D.C.’s Apartment and Office Building Association, which lobbies on behalf of the real estate industry, has been engaged with DOB and DMPED on this issue, said Eric Jones, vice president of government affairs for the organization. 

“We’re all in agreement that this is something that has to be done once we get through this budget cycle and some of the other things that are more immediate,” Jones said. 

“I think there has to be a reimagining of how we examine or look at vacant properties,” Jones added. “This is a process that probably hasn’t changed since I left college two decades ago.”

Jones said it has been difficult for investors to acquire and rehabilitate vacant properties due to high interest rates and strained capital markets. 

“A deal that usually takes 15 months could take 26 months,” he said. 

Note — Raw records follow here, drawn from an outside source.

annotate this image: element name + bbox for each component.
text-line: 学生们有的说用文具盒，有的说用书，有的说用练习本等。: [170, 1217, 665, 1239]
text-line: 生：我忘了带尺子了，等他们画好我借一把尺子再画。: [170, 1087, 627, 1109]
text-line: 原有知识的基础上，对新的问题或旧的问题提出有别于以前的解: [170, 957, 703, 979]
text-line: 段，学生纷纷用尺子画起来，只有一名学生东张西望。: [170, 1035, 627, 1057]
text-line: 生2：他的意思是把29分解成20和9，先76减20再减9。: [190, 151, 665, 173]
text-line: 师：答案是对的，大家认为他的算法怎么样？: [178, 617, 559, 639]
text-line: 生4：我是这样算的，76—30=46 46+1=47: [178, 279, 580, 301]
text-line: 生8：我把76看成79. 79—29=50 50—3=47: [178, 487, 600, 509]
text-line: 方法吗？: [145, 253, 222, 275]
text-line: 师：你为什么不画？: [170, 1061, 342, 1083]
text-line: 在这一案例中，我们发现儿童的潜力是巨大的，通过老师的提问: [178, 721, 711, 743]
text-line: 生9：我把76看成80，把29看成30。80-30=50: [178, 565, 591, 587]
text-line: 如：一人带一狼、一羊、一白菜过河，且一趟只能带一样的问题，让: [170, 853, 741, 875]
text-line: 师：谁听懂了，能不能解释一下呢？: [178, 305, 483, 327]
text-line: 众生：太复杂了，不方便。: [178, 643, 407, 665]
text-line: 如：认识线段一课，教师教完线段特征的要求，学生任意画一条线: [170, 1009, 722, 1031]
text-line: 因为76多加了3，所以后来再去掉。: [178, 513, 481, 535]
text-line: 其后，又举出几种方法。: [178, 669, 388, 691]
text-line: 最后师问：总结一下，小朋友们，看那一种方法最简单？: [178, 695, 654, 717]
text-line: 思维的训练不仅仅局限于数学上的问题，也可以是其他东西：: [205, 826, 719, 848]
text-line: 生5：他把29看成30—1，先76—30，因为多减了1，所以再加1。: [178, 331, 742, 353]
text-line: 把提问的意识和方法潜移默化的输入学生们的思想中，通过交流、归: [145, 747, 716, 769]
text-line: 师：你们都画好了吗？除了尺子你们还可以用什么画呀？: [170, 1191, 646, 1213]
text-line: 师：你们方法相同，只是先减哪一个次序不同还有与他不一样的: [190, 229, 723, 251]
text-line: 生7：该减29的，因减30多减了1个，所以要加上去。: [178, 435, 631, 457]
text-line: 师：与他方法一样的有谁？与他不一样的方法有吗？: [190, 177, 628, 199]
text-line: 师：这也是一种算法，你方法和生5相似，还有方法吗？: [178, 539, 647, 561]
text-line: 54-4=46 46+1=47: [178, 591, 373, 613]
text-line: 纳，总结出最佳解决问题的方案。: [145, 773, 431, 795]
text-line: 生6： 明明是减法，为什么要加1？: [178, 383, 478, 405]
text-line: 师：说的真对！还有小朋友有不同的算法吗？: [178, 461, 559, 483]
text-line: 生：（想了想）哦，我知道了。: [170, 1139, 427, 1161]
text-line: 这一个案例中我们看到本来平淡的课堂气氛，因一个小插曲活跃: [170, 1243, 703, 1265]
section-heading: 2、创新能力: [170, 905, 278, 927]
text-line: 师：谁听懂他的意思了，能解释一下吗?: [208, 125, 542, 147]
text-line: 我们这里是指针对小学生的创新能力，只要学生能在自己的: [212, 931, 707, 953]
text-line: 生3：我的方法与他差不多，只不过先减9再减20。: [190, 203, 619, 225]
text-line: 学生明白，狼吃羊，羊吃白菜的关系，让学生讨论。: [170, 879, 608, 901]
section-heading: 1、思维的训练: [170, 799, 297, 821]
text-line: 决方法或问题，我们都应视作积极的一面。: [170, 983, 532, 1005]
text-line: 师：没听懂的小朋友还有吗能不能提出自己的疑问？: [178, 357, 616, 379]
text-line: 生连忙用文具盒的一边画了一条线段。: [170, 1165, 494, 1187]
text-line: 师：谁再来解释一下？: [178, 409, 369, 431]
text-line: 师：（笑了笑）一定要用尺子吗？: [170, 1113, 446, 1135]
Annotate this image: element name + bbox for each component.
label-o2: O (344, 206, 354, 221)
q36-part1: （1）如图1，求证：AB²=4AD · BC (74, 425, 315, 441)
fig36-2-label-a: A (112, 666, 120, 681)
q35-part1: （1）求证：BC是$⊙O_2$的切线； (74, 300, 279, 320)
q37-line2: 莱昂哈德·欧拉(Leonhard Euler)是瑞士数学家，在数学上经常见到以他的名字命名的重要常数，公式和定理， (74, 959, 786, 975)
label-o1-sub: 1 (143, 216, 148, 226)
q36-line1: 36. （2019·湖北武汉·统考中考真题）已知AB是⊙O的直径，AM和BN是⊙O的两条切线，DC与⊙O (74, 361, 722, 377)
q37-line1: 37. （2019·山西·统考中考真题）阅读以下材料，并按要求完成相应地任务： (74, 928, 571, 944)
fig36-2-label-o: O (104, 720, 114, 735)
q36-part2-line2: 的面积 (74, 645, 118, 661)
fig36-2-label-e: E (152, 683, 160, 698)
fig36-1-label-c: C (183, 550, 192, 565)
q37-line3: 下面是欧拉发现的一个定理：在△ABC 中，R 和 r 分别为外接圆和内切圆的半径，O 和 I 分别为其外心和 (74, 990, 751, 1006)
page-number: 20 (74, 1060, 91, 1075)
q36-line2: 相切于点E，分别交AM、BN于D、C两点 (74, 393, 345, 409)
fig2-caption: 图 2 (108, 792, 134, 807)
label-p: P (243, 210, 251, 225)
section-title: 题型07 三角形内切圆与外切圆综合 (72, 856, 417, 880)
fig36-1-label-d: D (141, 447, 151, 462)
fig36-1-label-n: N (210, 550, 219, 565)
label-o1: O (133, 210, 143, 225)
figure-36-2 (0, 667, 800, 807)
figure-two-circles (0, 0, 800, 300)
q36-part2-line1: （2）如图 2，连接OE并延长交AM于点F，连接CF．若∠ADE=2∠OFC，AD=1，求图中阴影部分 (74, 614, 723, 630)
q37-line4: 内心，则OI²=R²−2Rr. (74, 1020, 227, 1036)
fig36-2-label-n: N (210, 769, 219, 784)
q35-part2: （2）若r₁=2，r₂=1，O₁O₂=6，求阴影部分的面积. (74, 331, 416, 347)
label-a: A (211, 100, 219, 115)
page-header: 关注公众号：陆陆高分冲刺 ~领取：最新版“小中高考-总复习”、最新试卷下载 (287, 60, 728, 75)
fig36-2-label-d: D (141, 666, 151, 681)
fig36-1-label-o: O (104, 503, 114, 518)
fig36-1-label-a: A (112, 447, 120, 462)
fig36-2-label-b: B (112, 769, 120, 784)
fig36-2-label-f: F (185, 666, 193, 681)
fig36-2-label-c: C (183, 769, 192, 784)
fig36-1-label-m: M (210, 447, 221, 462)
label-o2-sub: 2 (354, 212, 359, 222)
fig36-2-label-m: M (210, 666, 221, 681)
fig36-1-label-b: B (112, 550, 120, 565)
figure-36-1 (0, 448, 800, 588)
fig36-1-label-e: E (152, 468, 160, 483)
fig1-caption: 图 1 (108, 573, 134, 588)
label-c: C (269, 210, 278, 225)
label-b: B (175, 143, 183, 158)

Hanlon said the DOB is much more interested in seeing properties converted than collecting taxes on them, and the department works to reduce or eliminate tax liabilities for owners it sees moving in the right direction.

Under Hanlon’s leadership, the city has seen vacant properties declining. He said there were between 4,600 and 4,800 vacant properties when he took office, and there are roughly 3,300 today. 

“So we're continuing to have success in not just identifying and tracking but actually achieving what is our higher goal, which is to convert them back into productive use,” he said.

The city also has a new enforcement tool to crack down on owners who don’t keep up with the taxes on their vacant and blighted properties. 

D.C.'s False Claims Act, which was amended in 2021, now allows the city to go after vacant property fraud and, in doing so, recover three times the amount of money owed. That creates a significant disincentive for owners to disregard their duties.

D.C. Attorney General Brian Schwalb’s office used authority from that legislation against the owner of a vacant and blighted property for the first time this spring. The office won a case against an owner of a vacant and blighted apartment building at 1000 C St. NE, in a judgment that ruled the owner must pay $1.8M in back taxes, interest and other penalties.  

“Our hope is that it does stand as a very strong disincentive that will lead people to think twice to the extent they are just going to try and avoid paying vacant and blighted tax rates,” Graham Lake, who heads the attorney general's Workers' Rights and Antifraud Section, told Bisnow

Although Lake wouldn’t say if the AG’s office is prosecuting any other property fraud cases, he said it is an issue the office is invested in.

“It remains an issue that we, that the office, cares about,” Lake said. “We have the tools to do something about it. So I think we stand ready to certainly continue to bring in cases where that would be appropriate.”